With the essay collection Guidebook to Relative Strangers: Journeys Into Race, Motherhood, and History, Camille T. Dungy became one of my must-read authors, although I might have read her follow-up Soil: The Story of a Black Mother’s Garden anyway on the basis of that gorgeous cover (and oh my goodness, wait until you see the inside covers!!). Soil is a book about metaphors, but also about the thing itself and, to begin with, that this is the garden that Dungy designs and brings to life in the yard of her suburban home in Fort Collins, Colorado, a place where the propagation of native plants and a wild-looking garden is in defiance of home owner association standards about such thing as grass lengths, and Dungy and her family are part of the reason that culture begins to change.

This is a memoir about the labour (and setbacks) in cultivating diversity in our gardens, and beyond them. It’s also a story of receiving a Guggenheim grant to write a book whose progress is stopped up by the Covid-19 Pandemic and a ten-year-old child whose home schooling requires supervision. It’s about being a Black person and a Black mother in America in the wake of the 2016 election, whose fallout in a continuation of centuries of struggle and oppression, and what it feels like to be confronted by deaths of other Black people, those names like beads on a string over the past decade and more—Trayvon Martin, Michael Brown, Breonna Taylor, George Floyd. Like a rosary.

She quotes her father’s response to a (white) reader’s question about how Dungy could consider herself an environmental writer when she spends so much time writing about African-American history. Her father (Dr. Claibourne Dungy) answers, “For us, there is no separation between the environment and social justice.” It’s not one thing or another, but instead everything connection, our environment home to the world we choose to build here, and also to the natural elements over which we have no domain (or at least cannot even imagine we do) and here Dungy writes of wildfires across the state of Colorado during that already miserable plague year, where neither indoor air nor outdoor was safe to breathe in the company of others, and disaster seemed perpetually just shy of the doorstep.

This is a book rich with love, wisdom, and humour, a book about neighbours, about community, about marriage and love, about trying to save truckloads of soil from blowing away in a windstorm. It’s about climate change, and weather, and history, and botany, and place, and travel and belonging, and longing, and grieving, and persisting. It’s about faith.

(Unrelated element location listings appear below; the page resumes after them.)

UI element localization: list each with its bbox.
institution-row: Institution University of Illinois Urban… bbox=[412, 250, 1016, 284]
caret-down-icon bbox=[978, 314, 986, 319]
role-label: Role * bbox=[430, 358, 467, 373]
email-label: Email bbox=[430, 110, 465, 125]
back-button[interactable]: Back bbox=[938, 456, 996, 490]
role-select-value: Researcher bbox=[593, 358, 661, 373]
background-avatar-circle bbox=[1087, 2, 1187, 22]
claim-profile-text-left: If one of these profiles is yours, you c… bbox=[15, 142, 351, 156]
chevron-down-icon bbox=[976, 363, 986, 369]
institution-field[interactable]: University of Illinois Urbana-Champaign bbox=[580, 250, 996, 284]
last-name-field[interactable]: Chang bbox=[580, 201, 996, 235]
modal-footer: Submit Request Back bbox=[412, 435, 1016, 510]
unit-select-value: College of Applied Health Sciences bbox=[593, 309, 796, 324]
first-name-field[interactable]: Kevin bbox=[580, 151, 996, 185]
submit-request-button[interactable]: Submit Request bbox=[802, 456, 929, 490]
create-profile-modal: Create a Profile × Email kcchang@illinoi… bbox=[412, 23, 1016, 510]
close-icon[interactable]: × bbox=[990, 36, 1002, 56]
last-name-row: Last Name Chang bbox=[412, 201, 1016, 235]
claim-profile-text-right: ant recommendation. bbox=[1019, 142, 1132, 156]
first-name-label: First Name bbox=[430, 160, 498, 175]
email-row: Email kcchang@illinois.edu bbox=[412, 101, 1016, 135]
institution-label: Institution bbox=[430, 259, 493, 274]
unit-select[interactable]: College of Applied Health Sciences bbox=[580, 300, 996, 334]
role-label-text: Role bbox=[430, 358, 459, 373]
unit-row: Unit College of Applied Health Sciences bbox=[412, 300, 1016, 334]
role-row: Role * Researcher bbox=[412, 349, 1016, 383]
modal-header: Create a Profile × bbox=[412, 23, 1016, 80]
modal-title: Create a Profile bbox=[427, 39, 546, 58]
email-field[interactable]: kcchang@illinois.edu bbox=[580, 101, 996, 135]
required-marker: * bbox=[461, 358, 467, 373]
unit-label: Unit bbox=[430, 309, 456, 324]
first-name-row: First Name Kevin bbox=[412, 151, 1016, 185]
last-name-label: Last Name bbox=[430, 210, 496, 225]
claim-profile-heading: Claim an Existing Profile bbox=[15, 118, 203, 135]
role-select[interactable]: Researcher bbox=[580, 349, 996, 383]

“Faith is the belief in things not seen. Or it is the hope that what has not yet materialized might, someday, manifest… One of the hallmarks of faith is to believe in a promise and—though the promise has yet to come to pass, and may never in my lifetime be fully fulfilled—to find a way to carry on. To discover and honour what HAS come to fruition.

I dig up a lot of awful history when I kneel in my garden, But, my god, a lot of beauty grows out of the soil as well.”